The Labor Law imposes upon "[a] 11 contractors and owners and their agents" nondelegable duties to provide workers with proper safety devices and adequate protection (Labor Law § 240; § 241; see Ross v Curtis-Palmer Hydro-Elec. Co., 81 NY2d 494, 500, 502). "When the work giving rise to these duties has been delegated to a third party, that third party then obtains the concomitant authority to supervise and control that work and becomes a statutory `agent' of the owner or general contractor" ( Russin v Louis N. Picciano Son, 54 NY2d 311, 318). While a construction manager is generally not considered a "contractor" or "owner" within the meaning of section 240 (1) or section 241 of the Labor Law ( Walls v Turner Constr. Co., 4 NY3d 861, 863), "[t]he label of construction manager versus general contractor is not necessarily determinative" ( id. at 864). A construction manager "may be vicariously liable as an agent of the property owner for injuries sustained under the statute in an instance where the manager had the ability to control the activity which brought about the injury" ( id. at 863-864; see Russin v Louis N. Picciano Son, supra at 318).

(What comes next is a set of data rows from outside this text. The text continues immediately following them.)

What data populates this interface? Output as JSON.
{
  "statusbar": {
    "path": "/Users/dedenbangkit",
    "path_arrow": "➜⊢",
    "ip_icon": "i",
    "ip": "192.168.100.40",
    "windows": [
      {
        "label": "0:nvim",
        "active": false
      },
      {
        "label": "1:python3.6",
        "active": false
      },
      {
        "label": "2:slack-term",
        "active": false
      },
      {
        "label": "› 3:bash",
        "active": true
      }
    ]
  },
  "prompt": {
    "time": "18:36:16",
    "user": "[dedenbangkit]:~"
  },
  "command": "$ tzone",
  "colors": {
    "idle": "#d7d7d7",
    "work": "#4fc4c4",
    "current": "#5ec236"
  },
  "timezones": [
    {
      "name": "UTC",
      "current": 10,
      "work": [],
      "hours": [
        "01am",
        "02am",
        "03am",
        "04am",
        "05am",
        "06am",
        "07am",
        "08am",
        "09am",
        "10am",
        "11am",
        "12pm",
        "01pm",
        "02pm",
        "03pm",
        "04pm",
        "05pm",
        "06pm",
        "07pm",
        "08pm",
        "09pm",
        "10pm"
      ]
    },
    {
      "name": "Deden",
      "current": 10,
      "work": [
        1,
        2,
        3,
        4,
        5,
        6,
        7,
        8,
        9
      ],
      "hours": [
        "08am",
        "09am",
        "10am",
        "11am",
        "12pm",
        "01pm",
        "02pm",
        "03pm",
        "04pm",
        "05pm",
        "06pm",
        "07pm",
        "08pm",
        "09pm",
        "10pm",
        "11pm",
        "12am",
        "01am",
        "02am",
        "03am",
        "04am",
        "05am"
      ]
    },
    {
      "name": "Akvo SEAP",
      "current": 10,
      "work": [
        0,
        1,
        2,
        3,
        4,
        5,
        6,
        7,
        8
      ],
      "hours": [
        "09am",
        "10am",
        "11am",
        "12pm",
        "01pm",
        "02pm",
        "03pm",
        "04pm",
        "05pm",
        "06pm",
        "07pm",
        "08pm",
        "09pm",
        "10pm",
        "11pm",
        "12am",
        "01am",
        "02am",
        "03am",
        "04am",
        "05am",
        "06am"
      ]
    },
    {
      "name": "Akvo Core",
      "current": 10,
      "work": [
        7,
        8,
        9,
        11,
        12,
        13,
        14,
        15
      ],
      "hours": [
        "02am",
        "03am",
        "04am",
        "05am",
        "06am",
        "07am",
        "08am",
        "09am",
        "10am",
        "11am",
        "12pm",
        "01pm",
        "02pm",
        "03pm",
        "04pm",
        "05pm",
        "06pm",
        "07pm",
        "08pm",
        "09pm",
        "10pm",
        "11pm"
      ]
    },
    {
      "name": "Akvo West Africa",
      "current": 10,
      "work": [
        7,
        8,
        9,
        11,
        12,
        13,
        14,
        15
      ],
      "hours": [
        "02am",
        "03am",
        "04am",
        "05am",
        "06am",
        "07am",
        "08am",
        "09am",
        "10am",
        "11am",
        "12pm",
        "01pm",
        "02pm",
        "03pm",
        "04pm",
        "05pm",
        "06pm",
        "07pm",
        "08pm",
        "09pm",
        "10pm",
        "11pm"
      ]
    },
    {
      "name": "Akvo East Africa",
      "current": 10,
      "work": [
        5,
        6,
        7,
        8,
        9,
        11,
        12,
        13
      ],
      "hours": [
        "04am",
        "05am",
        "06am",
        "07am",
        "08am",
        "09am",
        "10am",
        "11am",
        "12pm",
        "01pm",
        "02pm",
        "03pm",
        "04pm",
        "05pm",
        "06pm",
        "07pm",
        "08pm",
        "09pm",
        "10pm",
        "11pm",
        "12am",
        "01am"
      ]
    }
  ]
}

In this case, Greyhawk's contract with the school district bestowed upon it the requisite supervisory control and authority. Greyhawk's "broad responsibility was both that of coordinator and overall supervisor for all the work being performed on the job site" ( Walls v Turner Constr. Co., supra at 864; see Kenny v Fuller Co., 87 AD2d 183, 190). With respect to safety concerns in particular, Greyhawk assumed the school district's authority, and responsibility, to "demand compliance" with applicable safety requirements and to stop the work upon detecting any unsafe practice or condition.
Thus, the plaintiff made a prima facie showing that Greyhawk was a statutory agent of the school district for purposes of Labor Law § 240 (1) and § 241 (6) ( see Walls v Turner Constr. Co., supra at 864). In response, Greyhawk failed to raise a triable issue of fact. Accordingly, the plaintiff was properly awarded summary judgment on the issue of Greyhawk's liability under section 240 (1) and section 241 (6) ( see Walls v Turner Constr. Co., supra).